La gestion du syndic relève-t-elle obligatoirement d'un organisme spécialisé ou les copropriétaires peuvent-ils eux-mêmes assurer cette fonction ?Le syndic peut être une personne physique ou morale exerçant à titre libéral la profession de gestion des immeubles. Les copropriétaires peuvent exercer eux-mêmes cette fonction de syndic en désignant l’un d’entre eux. À noter que lorsque les copropriétaires exercent cette fonction à la place du syndic, ils l’exercent dans le cadre du bénévolat. Toutefois, ils peuvent être remboursés pour les frais engagés dans l’accomplissement des tâches du syndic.

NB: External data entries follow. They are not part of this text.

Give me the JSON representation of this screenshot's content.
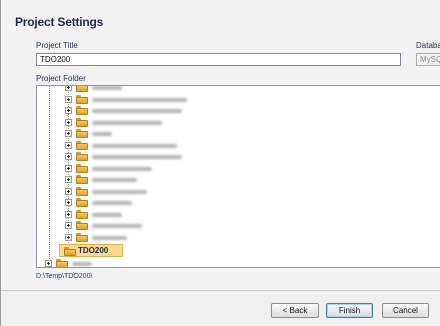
{
  "dialog": {
    "title": "Project Settings"
  },
  "form": {
    "project_title_label": "Project Title",
    "project_title_value": "TDO200",
    "database_label": "Databa",
    "database_value": "MySQ",
    "project_folder_label": "Project Folder"
  },
  "tree": {
    "selected_folder": "TDO200",
    "blurred_item_count": 15
  },
  "path": "D:\\Temp\\TDO200\\",
  "buttons": {
    "back": "< Back",
    "finish": "Finish",
    "cancel": "Cancel"
  },
  "colors": {
    "selection_bg": "#ffd891",
    "folder": "#f6c95a",
    "title_text": "#1a2a56"
  }
}
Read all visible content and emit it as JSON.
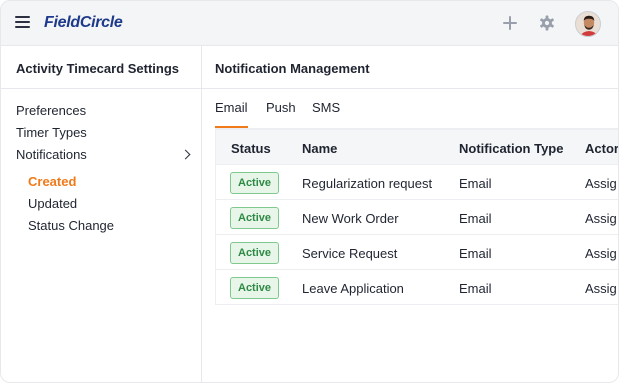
{
  "header": {
    "brand": "FieldCircle",
    "icons": [
      "menu-icon",
      "plus-icon",
      "gear-icon",
      "avatar"
    ]
  },
  "sidebar": {
    "title": "Activity Timecard Settings",
    "items": [
      "Preferences",
      "Timer Types",
      "Notifications"
    ],
    "sub_items": [
      "Created",
      "Updated",
      "Status Change"
    ],
    "active_sub_item": "Created"
  },
  "main": {
    "title": "Notification Management",
    "tabs": [
      "Email",
      "Push",
      "SMS"
    ],
    "active_tab": "Email"
  },
  "table": {
    "columns": [
      "Status",
      "Name",
      "Notification Type",
      "Actor"
    ],
    "rows": [
      {
        "status": "Active",
        "name": "Regularization request",
        "type": "Email",
        "actor": "Assig"
      },
      {
        "status": "Active",
        "name": "New Work Order",
        "type": "Email",
        "actor": "Assig"
      },
      {
        "status": "Active",
        "name": "Service Request",
        "type": "Email",
        "actor": "Assig"
      },
      {
        "status": "Active",
        "name": "Leave Application",
        "type": "Email",
        "actor": "Assig"
      }
    ]
  },
  "colors": {
    "brand": "#1e3a8a",
    "accent": "#f07a1a",
    "active_badge_text": "#2e8a44",
    "active_badge_bg": "#e8f6ea"
  }
}
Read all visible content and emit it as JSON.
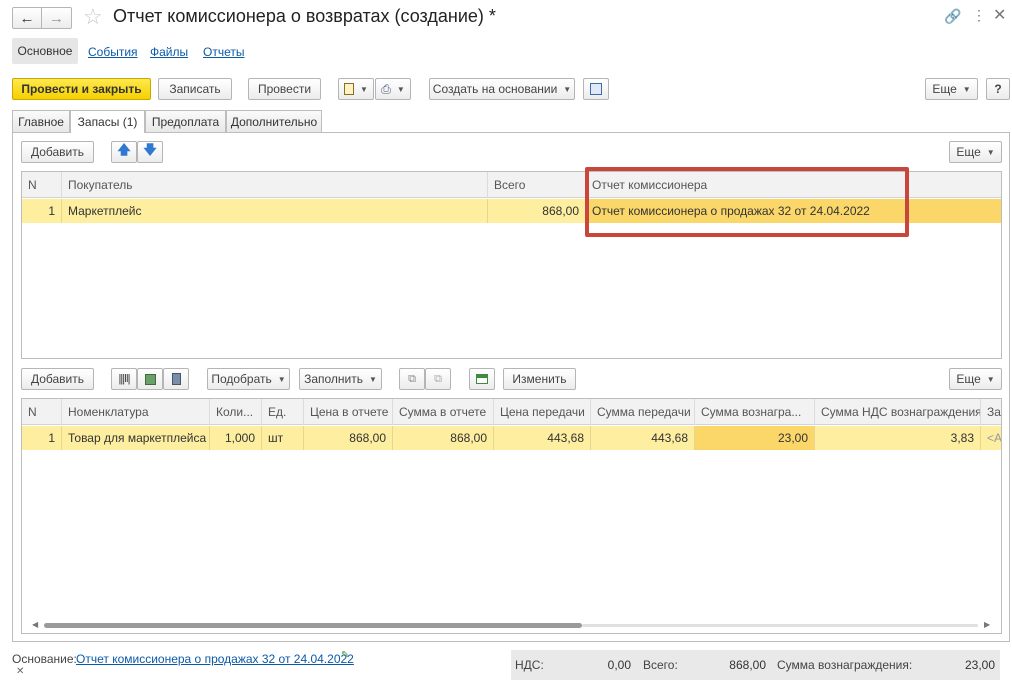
{
  "window": {
    "title": "Отчет комиссионера о возвратах (создание) *"
  },
  "nav_tabs": {
    "main": "Основное",
    "events": "События",
    "files": "Файлы",
    "reports": "Отчеты"
  },
  "toolbar": {
    "post_close": "Провести и закрыть",
    "save": "Записать",
    "post": "Провести",
    "create_based": "Создать на основании",
    "more": "Еще",
    "help": "?"
  },
  "form_tabs": {
    "general": "Главное",
    "stock": "Запасы (1)",
    "prepay": "Предоплата",
    "extra": "Дополнительно"
  },
  "top_table": {
    "add": "Добавить",
    "more": "Еще",
    "headers": {
      "n": "N",
      "buyer": "Покупатель",
      "total": "Всего",
      "report": "Отчет комиссионера"
    },
    "rows": [
      {
        "n": "1",
        "buyer": "Маркетплейс",
        "total": "868,00",
        "report": "Отчет комиссионера о продажах 32 от 24.04.2022"
      }
    ]
  },
  "bottom_table": {
    "add": "Добавить",
    "pick": "Подобрать",
    "fill": "Заполнить",
    "change": "Изменить",
    "more": "Еще",
    "headers": {
      "n": "N",
      "item": "Номенклатура",
      "qty": "Коли...",
      "unit": "Ед.",
      "price_report": "Цена в отчете",
      "sum_report": "Сумма в отчете",
      "price_transfer": "Цена передачи",
      "sum_transfer": "Сумма передачи",
      "sum_fee": "Сумма вознагра...",
      "vat_fee": "Сумма НДС вознаграждения",
      "extra": "За"
    },
    "rows": [
      {
        "n": "1",
        "item": "Товар для маркетплейса",
        "qty": "1,000",
        "unit": "шт",
        "price_report": "868,00",
        "sum_report": "868,00",
        "price_transfer": "443,68",
        "sum_transfer": "443,68",
        "sum_fee": "23,00",
        "vat_fee": "3,83",
        "extra": "<А"
      }
    ]
  },
  "footer": {
    "basis_label": "Основание:",
    "basis_link": "Отчет комиссионера о продажах 32 от 24.04.2022",
    "vat_label": "НДС:",
    "vat_value": "0,00",
    "total_label": "Всего:",
    "total_value": "868,00",
    "fee_label": "Сумма вознаграждения:",
    "fee_value": "23,00"
  },
  "colors": {
    "row_highlight": "#fdeea0",
    "cell_focus": "#fbd76a",
    "primary_button": "#f5d000",
    "callout_border": "#c9463d",
    "link": "#0b5aa8"
  }
}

Il arrive que les copropriétaires ne payent pas leurs cotisations mensuelles. À quels risques s'exposent-ils réellement ?Au cas où l’un des copropriétaires ne s’acquitte pas du paiement des charges et dépenses décidées par le syndicat dans un délai déterminé, le président du tribunal de première instance prononce une injonction de payer. Il est à signaler qu'avant de trainer un copropriétaire pour faute de paiement en justice, le syndic envoie au préalable une mise en demeure par lettre recommandée, avec accusé de réception. Si la mise en demeure reste infructueuse pendant plus de trente jours, le syndic saisit le président du tribunal de première instance. Toutefois, la loi est très méconnue et la procédure n’est pas suivie.